The Republicans, in their desperation to hang onto their lopsided map, have put out a bunch of lies and distortions about what Issue 2 aka Voters First Ohio — which would take redistricting power away from politicians and put it in the hands of a nonpartisan citizens commission with no political stake in the results — would do. Unfortunately, I have heard too many people say things like "We need change but Issue 2 is flawed."
That's hooey. While maybe not perfect — because no solution is — Issue 2 is an elegantly crafted solution to the fatally flawed system we have now where the interests of politicians like Renacci are put before the interests of the tens of thousands of people living in those shards of Betty Sutton's old district.

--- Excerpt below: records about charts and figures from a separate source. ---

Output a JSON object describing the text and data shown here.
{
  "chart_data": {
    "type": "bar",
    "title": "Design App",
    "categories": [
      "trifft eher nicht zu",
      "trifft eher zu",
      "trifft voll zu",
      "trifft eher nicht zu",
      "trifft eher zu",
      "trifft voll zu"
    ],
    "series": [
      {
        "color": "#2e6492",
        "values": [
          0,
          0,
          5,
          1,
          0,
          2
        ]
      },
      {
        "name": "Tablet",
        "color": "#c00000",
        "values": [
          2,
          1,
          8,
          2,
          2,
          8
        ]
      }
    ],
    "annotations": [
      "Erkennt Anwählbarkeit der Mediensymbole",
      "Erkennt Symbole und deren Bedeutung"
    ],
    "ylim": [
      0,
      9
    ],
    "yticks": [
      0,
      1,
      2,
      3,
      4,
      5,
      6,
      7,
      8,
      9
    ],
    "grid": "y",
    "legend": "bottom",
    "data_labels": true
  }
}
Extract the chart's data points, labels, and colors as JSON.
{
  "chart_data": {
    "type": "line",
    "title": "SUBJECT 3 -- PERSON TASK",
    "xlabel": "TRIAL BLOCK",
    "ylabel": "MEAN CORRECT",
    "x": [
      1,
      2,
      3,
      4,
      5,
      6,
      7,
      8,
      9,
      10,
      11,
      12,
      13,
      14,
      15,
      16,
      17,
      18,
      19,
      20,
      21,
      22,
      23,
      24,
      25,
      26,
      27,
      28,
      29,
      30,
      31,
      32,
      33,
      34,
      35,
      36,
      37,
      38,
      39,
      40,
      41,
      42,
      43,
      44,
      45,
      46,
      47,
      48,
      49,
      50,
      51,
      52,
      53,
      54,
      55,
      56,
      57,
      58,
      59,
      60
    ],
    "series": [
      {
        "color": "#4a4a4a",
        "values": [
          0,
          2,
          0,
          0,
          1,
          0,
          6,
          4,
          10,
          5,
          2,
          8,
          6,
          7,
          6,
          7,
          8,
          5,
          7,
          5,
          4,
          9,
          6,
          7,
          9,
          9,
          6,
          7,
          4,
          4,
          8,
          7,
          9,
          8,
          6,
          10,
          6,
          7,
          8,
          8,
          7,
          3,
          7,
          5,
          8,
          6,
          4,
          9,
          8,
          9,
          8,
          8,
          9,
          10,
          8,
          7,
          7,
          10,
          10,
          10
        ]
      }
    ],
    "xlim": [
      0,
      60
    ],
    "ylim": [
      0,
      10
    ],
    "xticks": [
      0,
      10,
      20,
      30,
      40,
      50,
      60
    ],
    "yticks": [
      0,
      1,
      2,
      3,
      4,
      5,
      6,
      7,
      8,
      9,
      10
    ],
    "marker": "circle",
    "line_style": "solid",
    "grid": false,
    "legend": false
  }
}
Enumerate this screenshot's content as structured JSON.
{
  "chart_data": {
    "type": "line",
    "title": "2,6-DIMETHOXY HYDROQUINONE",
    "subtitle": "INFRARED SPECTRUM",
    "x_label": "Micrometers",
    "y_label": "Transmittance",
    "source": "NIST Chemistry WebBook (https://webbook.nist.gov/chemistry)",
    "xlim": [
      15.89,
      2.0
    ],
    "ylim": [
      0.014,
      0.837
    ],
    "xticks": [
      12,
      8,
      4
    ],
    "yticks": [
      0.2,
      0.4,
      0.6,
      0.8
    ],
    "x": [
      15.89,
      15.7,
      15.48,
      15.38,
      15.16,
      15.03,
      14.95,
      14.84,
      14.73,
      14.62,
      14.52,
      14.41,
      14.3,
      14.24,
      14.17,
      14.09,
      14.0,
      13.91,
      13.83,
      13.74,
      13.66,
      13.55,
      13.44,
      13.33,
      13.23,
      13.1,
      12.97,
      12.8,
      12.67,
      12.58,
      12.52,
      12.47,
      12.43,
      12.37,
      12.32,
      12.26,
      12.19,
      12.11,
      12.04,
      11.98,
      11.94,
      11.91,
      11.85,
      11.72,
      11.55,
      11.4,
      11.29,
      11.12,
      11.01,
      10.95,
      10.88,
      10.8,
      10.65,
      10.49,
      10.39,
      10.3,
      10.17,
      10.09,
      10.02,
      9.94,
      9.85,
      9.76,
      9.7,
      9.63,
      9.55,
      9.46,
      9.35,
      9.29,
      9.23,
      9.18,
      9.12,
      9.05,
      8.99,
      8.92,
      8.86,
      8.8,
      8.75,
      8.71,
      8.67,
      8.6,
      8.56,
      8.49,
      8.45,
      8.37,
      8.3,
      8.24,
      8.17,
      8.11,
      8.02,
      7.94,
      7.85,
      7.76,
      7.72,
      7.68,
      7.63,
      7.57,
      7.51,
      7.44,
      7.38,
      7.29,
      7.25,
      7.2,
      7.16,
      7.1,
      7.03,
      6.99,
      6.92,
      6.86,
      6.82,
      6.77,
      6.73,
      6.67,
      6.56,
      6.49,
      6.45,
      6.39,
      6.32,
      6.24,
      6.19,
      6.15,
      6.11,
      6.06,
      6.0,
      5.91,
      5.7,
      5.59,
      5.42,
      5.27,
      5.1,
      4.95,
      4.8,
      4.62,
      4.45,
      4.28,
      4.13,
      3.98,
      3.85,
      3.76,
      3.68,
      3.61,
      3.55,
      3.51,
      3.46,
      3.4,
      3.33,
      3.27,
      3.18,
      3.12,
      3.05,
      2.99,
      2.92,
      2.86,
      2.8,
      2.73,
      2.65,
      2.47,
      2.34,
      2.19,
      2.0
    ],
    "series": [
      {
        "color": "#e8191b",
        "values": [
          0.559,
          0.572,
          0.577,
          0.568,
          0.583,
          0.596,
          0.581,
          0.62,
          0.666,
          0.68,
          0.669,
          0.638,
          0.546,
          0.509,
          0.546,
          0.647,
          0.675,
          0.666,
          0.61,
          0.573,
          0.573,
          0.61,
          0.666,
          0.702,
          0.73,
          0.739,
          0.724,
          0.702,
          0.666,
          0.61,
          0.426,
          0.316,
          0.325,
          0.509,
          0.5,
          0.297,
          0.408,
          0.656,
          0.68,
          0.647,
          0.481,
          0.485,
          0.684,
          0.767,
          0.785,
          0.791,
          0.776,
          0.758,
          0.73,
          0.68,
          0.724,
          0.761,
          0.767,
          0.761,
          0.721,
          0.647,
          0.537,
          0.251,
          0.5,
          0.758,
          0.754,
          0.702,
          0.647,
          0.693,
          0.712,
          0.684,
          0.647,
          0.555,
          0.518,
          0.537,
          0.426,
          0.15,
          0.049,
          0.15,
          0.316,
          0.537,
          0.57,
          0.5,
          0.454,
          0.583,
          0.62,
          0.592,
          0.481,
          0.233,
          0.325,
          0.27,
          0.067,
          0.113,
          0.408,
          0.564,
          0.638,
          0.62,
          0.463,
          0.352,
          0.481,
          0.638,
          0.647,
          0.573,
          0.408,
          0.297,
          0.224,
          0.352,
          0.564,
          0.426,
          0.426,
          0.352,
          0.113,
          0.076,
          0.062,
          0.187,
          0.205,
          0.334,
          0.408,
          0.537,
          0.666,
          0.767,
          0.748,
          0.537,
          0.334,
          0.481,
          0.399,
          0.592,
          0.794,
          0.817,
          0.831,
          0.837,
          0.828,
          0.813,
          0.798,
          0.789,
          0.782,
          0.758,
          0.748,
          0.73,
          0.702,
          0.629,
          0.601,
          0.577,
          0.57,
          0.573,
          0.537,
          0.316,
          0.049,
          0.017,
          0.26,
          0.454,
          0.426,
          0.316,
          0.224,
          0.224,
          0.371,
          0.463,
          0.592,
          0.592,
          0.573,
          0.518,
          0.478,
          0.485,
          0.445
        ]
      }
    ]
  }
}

Sadly, because of the GOP's blatant lies and manipulative tactics, such as writing confusing, lengthy, and off-putting ballot language, and the unfocused and indirect campaign of Voters First Ohio, it will probably lose and lose badly. Then the GOP will spend the next decade proposing bandaids like Jon Husted's idea of expanding the size of the redistricting panel — more politicians! – and requiring some minority buy-in on any map. And if they lose those key offices in 2020, look for Ohio Republicans to suddenly think the Voters First Ohio amendment is just the best thing they have ever heard of.